MAGUS: Crystal structure predictions assisted by machine learning and graph theory

Crystal structures have a decisive impact on the properties of materials, and research on crystal structures often serves as a starting point for material studies. Crystal structure prediction is a method that seeks stable or metastable structures solely based on the chemical composition under specific conditions. It has become an effective tool for discovering new materials and exploring phase space.

Crystal structure prediction methods can assist in determining structures experimentally or designing specific structures to guide experimental synthesis, thereby significantly reducing experimental costs. Therefore, it holds great scientific significance.

However, current crystal structure prediction techniques are still limited because of two aspects: the cost of performing structure optimization using first-principles calculations increases cubically with the number of atoms, and the number of local minima on the potential energy surface increases exponentially with the increasing degrees of freedom.
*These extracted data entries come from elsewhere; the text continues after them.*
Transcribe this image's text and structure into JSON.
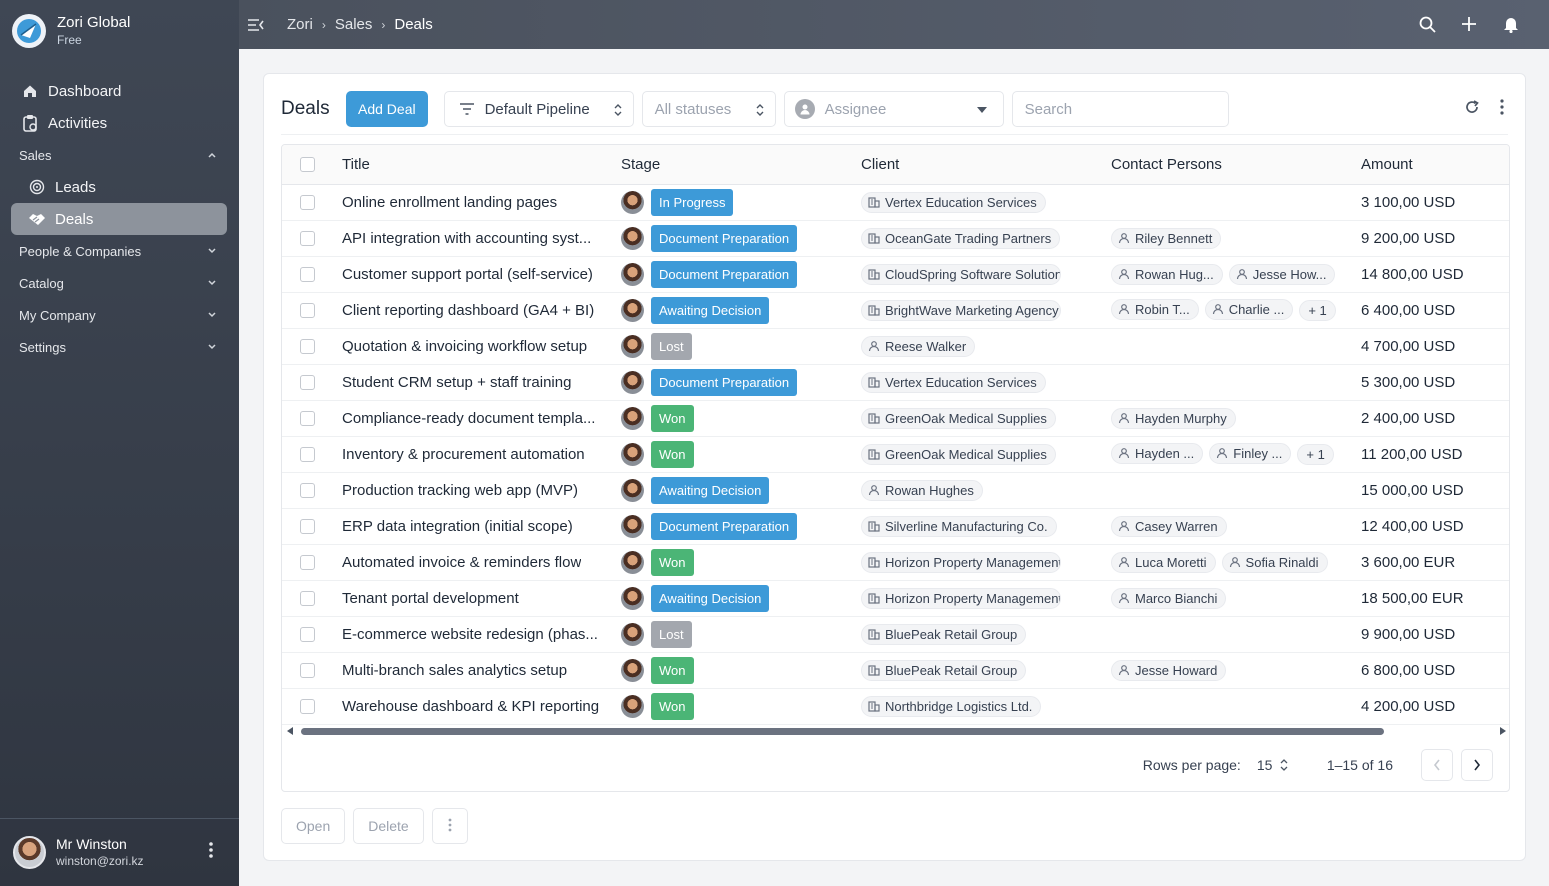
{
  "brand": {
    "name": "Zori Global",
    "plan": "Free"
  },
  "nav": {
    "dashboard": "Dashboard",
    "activities": "Activities",
    "sales": "Sales",
    "leads": "Leads",
    "deals": "Deals",
    "people": "People & Companies",
    "catalog": "Catalog",
    "company": "My Company",
    "settings": "Settings"
  },
  "user": {
    "name": "Mr Winston",
    "email": "winston@zori.kz"
  },
  "breadcrumb": [
    "Zori",
    "Sales",
    "Deals"
  ],
  "toolbar": {
    "title": "Deals",
    "add_label": "Add Deal",
    "pipeline": "Default Pipeline",
    "statuses": "All statuses",
    "assignee": "Assignee",
    "search_placeholder": "Search"
  },
  "columns": [
    "Title",
    "Stage",
    "Client",
    "Contact Persons",
    "Amount"
  ],
  "rows": [
    {
      "title": "Online enrollment landing pages",
      "stage": "In Progress",
      "stage_type": "progress",
      "client": "Vertex Education Services",
      "client_kind": "company",
      "contacts": [],
      "amount": "3 100,00 USD"
    },
    {
      "title": "API integration with accounting syst...",
      "stage": "Document Preparation",
      "stage_type": "doc",
      "client": "OceanGate Trading Partners",
      "client_kind": "company",
      "contacts": [
        "Riley Bennett"
      ],
      "amount": "9 200,00 USD"
    },
    {
      "title": "Customer support portal (self-service)",
      "stage": "Document Preparation",
      "stage_type": "doc",
      "client": "CloudSpring Software Solutions",
      "client_kind": "company",
      "contacts": [
        "Rowan Hug...",
        "Jesse How..."
      ],
      "amount": "14 800,00 USD"
    },
    {
      "title": "Client reporting dashboard (GA4 + BI)",
      "stage": "Awaiting Decision",
      "stage_type": "await",
      "client": "BrightWave Marketing Agency",
      "client_kind": "company",
      "contacts": [
        "Robin T...",
        "Charlie ..."
      ],
      "more": "+ 1",
      "amount": "6 400,00 USD"
    },
    {
      "title": "Quotation & invoicing workflow setup",
      "stage": "Lost",
      "stage_type": "lost",
      "client": "Reese Walker",
      "client_kind": "person",
      "contacts": [],
      "amount": "4 700,00 USD"
    },
    {
      "title": "Student CRM setup + staff training",
      "stage": "Document Preparation",
      "stage_type": "doc",
      "client": "Vertex Education Services",
      "client_kind": "company",
      "contacts": [],
      "amount": "5 300,00 USD"
    },
    {
      "title": "Compliance-ready document templa...",
      "stage": "Won",
      "stage_type": "won",
      "client": "GreenOak Medical Supplies",
      "client_kind": "company",
      "contacts": [
        "Hayden Murphy"
      ],
      "amount": "2 400,00 USD"
    },
    {
      "title": "Inventory & procurement automation",
      "stage": "Won",
      "stage_type": "won",
      "client": "GreenOak Medical Supplies",
      "client_kind": "company",
      "contacts": [
        "Hayden ...",
        "Finley ..."
      ],
      "more": "+ 1",
      "amount": "11 200,00 USD"
    },
    {
      "title": "Production tracking web app (MVP)",
      "stage": "Awaiting Decision",
      "stage_type": "await",
      "client": "Rowan Hughes",
      "client_kind": "person",
      "contacts": [],
      "amount": "15 000,00 USD"
    },
    {
      "title": "ERP data integration (initial scope)",
      "stage": "Document Preparation",
      "stage_type": "doc",
      "client": "Silverline Manufacturing Co.",
      "client_kind": "company",
      "contacts": [
        "Casey Warren"
      ],
      "amount": "12 400,00 USD"
    },
    {
      "title": "Automated invoice & reminders flow",
      "stage": "Won",
      "stage_type": "won",
      "client": "Horizon Property Management",
      "client_kind": "company",
      "contacts": [
        "Luca Moretti",
        "Sofia Rinaldi"
      ],
      "amount": "3 600,00 EUR"
    },
    {
      "title": "Tenant portal development",
      "stage": "Awaiting Decision",
      "stage_type": "await",
      "client": "Horizon Property Management",
      "client_kind": "company",
      "contacts": [
        "Marco Bianchi"
      ],
      "amount": "18 500,00 EUR"
    },
    {
      "title": "E-commerce website redesign (phas...",
      "stage": "Lost",
      "stage_type": "lost",
      "client": "BluePeak Retail Group",
      "client_kind": "company",
      "contacts": [],
      "amount": "9 900,00 USD"
    },
    {
      "title": "Multi-branch sales analytics setup",
      "stage": "Won",
      "stage_type": "won",
      "client": "BluePeak Retail Group",
      "client_kind": "company",
      "contacts": [
        "Jesse Howard"
      ],
      "amount": "6 800,00 USD"
    },
    {
      "title": "Warehouse dashboard & KPI reporting",
      "stage": "Won",
      "stage_type": "won",
      "client": "Northbridge Logistics Ltd.",
      "client_kind": "company",
      "contacts": [],
      "amount": "4 200,00 USD"
    }
  ],
  "pagination": {
    "rows_per_page_label": "Rows per page:",
    "rows_per_page": "15",
    "range": "1–15 of 16"
  },
  "footer": {
    "open": "Open",
    "delete": "Delete"
  },
  "colors": {
    "accent": "#3d9ad8",
    "won": "#4bb576",
    "lost": "#a3a7ae"
  }
}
To tackle the first issue, researchers propose the use of a machine learning potential for surrogate calculations. After generating random structures, a subset of these structures is randomly chosen for performing DFT single-point energy, force, and stress calculations to construct a training set.
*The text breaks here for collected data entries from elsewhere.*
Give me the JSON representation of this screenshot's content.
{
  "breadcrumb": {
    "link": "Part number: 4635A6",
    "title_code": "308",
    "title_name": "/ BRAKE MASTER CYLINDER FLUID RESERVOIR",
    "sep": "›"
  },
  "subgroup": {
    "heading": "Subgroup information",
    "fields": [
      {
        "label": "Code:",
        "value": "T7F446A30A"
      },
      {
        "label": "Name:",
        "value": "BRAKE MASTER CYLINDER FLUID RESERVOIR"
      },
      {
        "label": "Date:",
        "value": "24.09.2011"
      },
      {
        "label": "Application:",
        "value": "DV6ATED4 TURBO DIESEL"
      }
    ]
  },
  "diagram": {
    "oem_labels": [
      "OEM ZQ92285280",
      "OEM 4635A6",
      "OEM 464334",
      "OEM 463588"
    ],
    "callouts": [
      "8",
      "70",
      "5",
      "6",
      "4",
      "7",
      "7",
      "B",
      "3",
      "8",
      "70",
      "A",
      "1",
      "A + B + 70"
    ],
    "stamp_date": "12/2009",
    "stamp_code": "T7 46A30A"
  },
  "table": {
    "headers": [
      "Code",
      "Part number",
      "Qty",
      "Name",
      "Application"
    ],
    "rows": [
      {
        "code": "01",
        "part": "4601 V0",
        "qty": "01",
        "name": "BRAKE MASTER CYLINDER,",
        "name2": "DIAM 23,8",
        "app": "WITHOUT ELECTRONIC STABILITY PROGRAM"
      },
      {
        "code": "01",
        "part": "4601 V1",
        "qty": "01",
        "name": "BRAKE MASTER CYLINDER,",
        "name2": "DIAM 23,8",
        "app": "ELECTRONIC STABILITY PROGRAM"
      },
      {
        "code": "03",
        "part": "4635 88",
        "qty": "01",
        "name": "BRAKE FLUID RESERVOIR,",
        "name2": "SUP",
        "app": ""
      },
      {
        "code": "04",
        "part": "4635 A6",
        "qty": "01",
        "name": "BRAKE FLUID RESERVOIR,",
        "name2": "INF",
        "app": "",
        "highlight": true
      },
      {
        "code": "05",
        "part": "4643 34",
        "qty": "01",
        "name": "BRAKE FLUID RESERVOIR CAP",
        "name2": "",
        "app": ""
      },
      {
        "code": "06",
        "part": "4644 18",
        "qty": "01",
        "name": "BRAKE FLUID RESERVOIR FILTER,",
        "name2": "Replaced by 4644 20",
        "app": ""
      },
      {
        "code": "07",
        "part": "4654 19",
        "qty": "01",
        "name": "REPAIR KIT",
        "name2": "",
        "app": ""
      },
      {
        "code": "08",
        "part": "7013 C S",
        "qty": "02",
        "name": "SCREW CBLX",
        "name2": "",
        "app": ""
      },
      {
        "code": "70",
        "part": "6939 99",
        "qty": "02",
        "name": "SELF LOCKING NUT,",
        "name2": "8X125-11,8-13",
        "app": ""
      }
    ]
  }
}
The initial machine learning potential is then trained using this dataset. In the subsequent search process, the computationally expensive DFT structure optimizations are replaced with the machine learning force field. During the optimization, the structures that require extrapolation are recorded.

If the extrapolation exceeds a predetermined threshold, DFT single-point calculations are performed on those structures, and they are added to the training set for retraining the force field to correct the potential function. This process continues until the optimization process can be carried out entirely by the machine learning surrogate. Due to the errors introduced by the machine learning force field, calibration using first-principles calculations is necessary after the search concludes.

To address the second issue, the research team chose to utilize graph theory to reduce the search space. An important concept in evolutionary algorithms is to preserve excellent "genes" from the parent generation to the offspring generation. For crystal structures, these "genes" represent local structural motifs.

While these excellent motifs can be molecules in molecular crystal searches, it is not easy to determine them for ordinary extended crystals. However, by abstracting periodic crystal structures as graphs, community detection algorithms can be employed to accomplish this task. For example, in the case of an extended α-boron structure, when it is transformed into a quotient graph and subjected to community detection algorithms, the extracted 0-dimensional component corresponds to the boron icosahedron.

By keeping this component unchanged in subsequent genetic operations, the degrees of freedom decrease from 36 to 6, significantly reducing the search space.

In subsequent testing, the research team found that the machine learning approach could reduce the number of self-consistent calculations by approximately two orders of magnitude, while graph theory helped reduce the number of structures that needed to be visited by 30% to reach the target structure. By employing this method, the research team has achieved a series of breakthroughs in fields such as planetary science, super-hard materials, high-energy density materials, and superconducting materials.

The work is published in the journal National Science Review.